スロットルポジションセンサーだったり、高度補正だったり、キャブヒーターだったり、レーシングキャブには加速ポンプだったりと。
そしてこのセローのキャブもまたそんな中の一つ。
それがコースティングエンリッチャ。

実際、セロー225に乗っててコレの存在を認識する事なんてきっと無いと思う。
存在自体を知らない人もきっと多いだろう。
仮に、キャブを取り外す機会が有って、スロットルポジションセンサーの近くになんか蓋が付いてて、中を開けたら謎のゴムの膜が出てきたとしても、こいつは一体何の仕事をやってるモノか、ってのはきっと良く分からないと思う。
碇指令の横にいつも立ってる冬月コウゾウのように、いったい何の仕事やってんだかきっと良く解らないと思う。
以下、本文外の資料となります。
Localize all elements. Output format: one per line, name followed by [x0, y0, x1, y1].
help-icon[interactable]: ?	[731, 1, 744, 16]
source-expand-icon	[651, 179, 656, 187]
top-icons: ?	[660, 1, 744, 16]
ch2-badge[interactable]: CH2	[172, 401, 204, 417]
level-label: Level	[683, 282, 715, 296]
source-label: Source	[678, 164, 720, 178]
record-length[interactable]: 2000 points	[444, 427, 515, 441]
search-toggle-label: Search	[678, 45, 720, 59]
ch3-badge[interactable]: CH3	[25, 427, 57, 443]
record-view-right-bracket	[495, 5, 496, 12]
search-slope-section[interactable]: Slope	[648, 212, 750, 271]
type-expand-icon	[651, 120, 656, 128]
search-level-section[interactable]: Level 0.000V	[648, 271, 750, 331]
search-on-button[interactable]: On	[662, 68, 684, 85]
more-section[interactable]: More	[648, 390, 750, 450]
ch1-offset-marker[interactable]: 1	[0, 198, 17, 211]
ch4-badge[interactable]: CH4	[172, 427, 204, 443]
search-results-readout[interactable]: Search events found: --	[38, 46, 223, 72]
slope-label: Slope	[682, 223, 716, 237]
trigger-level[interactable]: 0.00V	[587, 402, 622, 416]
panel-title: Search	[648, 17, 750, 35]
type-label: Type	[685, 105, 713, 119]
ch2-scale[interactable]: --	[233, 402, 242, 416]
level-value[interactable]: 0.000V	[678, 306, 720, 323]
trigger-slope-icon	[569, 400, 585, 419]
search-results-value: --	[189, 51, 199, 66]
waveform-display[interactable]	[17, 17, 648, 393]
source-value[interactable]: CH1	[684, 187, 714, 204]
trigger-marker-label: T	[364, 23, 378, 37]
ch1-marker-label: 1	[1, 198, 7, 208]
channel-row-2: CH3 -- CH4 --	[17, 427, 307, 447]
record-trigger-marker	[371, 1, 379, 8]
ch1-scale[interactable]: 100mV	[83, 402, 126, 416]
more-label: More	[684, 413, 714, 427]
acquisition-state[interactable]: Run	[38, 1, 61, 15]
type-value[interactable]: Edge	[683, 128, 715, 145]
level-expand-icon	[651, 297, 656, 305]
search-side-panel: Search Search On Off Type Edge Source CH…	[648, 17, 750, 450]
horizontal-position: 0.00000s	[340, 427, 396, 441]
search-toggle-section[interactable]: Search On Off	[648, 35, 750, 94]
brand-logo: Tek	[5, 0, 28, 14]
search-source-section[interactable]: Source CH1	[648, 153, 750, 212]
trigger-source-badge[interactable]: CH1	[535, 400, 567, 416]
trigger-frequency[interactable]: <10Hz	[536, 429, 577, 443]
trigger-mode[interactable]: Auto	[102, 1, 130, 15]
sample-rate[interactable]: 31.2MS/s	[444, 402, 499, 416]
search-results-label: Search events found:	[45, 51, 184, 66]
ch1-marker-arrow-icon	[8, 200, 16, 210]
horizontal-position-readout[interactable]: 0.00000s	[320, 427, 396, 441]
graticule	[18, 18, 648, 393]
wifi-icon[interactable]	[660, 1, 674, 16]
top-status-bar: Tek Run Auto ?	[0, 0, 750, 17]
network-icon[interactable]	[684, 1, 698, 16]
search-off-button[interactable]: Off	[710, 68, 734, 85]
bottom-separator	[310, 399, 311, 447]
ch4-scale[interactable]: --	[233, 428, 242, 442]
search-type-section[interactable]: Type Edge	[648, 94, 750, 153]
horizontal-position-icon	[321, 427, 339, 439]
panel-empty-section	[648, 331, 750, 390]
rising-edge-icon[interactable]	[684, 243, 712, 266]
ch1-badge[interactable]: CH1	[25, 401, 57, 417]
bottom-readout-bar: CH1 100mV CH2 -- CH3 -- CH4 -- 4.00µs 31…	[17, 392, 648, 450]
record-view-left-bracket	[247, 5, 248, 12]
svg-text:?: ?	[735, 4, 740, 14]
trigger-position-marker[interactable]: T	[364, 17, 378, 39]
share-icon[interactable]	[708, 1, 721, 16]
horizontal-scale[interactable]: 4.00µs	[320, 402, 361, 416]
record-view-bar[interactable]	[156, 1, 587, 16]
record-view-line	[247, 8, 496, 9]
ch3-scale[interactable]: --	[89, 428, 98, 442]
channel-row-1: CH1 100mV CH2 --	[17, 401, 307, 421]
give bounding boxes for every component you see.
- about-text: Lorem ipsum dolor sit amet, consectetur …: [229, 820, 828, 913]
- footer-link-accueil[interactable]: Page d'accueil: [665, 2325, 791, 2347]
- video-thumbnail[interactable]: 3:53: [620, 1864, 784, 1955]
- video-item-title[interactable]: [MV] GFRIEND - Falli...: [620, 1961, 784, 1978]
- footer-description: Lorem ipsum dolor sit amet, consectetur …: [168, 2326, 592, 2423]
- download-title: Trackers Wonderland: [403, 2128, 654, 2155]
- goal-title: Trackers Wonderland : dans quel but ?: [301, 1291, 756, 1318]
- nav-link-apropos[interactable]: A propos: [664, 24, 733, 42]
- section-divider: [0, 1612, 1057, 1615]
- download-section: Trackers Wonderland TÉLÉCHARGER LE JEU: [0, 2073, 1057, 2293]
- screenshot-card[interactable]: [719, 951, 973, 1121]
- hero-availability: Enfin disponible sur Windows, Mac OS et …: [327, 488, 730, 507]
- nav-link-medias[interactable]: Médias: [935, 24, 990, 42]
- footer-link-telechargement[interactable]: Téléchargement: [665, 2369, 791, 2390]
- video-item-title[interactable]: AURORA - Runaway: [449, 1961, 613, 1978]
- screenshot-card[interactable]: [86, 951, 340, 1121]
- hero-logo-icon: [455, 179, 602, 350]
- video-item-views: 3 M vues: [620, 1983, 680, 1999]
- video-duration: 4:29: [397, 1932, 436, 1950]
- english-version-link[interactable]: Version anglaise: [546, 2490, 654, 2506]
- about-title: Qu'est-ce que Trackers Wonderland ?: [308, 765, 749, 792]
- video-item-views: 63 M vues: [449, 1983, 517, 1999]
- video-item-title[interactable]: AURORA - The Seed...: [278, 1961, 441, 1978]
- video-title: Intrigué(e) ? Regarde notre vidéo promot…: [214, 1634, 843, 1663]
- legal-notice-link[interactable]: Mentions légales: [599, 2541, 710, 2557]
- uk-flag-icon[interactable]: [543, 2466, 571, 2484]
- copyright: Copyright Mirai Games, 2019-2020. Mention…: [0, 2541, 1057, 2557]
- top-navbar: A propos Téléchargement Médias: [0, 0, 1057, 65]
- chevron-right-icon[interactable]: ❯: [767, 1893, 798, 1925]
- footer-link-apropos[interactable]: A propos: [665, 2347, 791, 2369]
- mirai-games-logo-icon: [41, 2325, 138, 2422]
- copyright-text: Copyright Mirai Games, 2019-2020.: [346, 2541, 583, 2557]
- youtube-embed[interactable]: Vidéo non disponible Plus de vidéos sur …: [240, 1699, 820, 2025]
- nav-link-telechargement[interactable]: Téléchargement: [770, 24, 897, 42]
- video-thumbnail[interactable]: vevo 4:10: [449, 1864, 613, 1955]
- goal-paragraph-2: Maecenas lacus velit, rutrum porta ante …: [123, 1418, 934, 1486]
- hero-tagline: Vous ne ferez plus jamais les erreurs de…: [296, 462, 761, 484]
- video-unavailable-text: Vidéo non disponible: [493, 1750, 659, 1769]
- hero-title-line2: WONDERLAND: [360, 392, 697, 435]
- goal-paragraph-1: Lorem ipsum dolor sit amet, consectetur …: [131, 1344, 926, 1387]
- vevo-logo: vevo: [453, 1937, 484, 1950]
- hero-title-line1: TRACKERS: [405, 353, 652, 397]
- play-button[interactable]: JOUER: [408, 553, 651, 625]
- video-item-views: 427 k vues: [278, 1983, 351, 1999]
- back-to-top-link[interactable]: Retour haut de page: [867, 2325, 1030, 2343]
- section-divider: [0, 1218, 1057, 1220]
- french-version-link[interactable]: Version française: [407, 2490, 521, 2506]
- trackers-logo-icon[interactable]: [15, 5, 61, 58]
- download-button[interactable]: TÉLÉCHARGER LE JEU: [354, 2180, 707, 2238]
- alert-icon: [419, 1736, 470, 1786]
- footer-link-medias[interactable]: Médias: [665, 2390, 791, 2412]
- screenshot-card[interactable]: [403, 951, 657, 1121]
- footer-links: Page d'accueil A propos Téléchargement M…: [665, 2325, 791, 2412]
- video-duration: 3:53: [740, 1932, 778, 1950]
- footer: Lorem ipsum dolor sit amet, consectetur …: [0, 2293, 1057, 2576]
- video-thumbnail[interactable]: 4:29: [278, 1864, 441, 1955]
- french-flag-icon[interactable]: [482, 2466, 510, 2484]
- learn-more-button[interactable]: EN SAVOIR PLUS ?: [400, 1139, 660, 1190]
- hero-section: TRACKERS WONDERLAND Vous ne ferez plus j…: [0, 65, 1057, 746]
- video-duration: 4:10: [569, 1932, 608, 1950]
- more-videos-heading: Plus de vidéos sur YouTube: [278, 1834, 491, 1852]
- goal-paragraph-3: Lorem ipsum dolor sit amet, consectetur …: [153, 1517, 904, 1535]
でも、冬月には冬月の重要な任務が有る様に、コースティングエンリッチャにはコースティング(スロットルオフでの惰性運転)時に混合比を補正してアフターファイヤを抑制するって重要な任務が有る。
冬月は何やってんだか良く知らないけど。

 

ただ、前にも書いたのだけど、ここが壊れるなんてのは私の知る限りではあんまり無い。
私のセローも生産から20年以上も経ち、地球を何周か回れるくらいに走ってるけれど、ここが壊れた経験は無い。
そして今回も、インテークパイプをOリングと一緒に交換したら直ったので、きっとそれが原因だったんだろうと思う。

 

結局、今回もコースティングエンリッチャーの仕事っぷりについてはいまいち良く解らなかったのが正直な所。
正常なキャブを、わざわざこの部分を壊して組み直してやればきっと解るんだろうけど、その昔は壊れてないエンジンをわざわざ分解すると言う意味の無い遊びを行ってた私だけど、まことに残念ながら今の私にはその気は無いのがとても残念なお知らせだ。

でもきっと、不具合が実感出来ないって事はちゃんと働いてはくれてるんだろうけどね。
ポコポコ言わさないように、薄いゴム製品が日夜頑張って働いてくれてるんだろうけどね。
冬月は何やってんだか詳しくは知らないけれども。